CountryMike said:
You could easily turn that around and tell companies to deal with piracy because "it's life"
And that's what the smart ones do.
Times are changing and those who don't change with them will become extinct. Like dinosaurs
The difference is clear. The company is well within their legal and moral rights. It's their product, they can sell it with NO advertising if they like. They can choose not to hand out review copies to published reviewers. They can choose not to have box art, demos, or anything. And they can charge what they like.
Your choices as a consumer are a) buy or b) don't buy. If you buy and then regret it, neither party has stepped outside the legal or moral right. Any unfortunate side effects (called "buyers' remorse") are just part of the learning process. You can make different choices in the future, or petition the company to offer more information in the future.

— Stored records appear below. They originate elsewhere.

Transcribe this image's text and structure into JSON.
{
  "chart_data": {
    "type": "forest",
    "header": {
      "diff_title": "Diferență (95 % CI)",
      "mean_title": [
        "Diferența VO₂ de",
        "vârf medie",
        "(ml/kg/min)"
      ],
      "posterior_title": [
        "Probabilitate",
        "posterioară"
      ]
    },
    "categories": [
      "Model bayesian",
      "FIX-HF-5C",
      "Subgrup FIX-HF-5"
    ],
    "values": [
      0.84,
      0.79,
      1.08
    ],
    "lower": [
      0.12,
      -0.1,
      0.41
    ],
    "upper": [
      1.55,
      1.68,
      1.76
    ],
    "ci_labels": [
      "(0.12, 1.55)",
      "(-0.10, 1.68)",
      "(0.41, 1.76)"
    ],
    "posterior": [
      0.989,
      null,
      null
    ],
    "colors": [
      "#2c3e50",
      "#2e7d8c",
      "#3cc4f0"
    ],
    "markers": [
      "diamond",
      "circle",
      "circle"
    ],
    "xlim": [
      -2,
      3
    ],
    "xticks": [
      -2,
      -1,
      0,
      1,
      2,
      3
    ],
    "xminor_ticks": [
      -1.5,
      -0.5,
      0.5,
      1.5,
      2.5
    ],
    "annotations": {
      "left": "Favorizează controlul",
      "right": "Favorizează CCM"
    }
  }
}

Or just wait longer and ask people who are playing the game.
There are a multitude of sources of information available to prevent most cases of "This isn't what I thought it was." It's just that greed and impatience motivate folks to skip those, and then the same greed and impatience motivate them to blame their own impulsive mistakes on others.
If you pirate it, you ARE stepping outside your rights. It's not your program to take, to copy, or to distribute. It's someone else's. That is the clear difference when it comes to trying to tell the developer's "That's just life." No, it's feeble-minded justification from selfish brats who feel entitled to forcibly take things that are not theirs.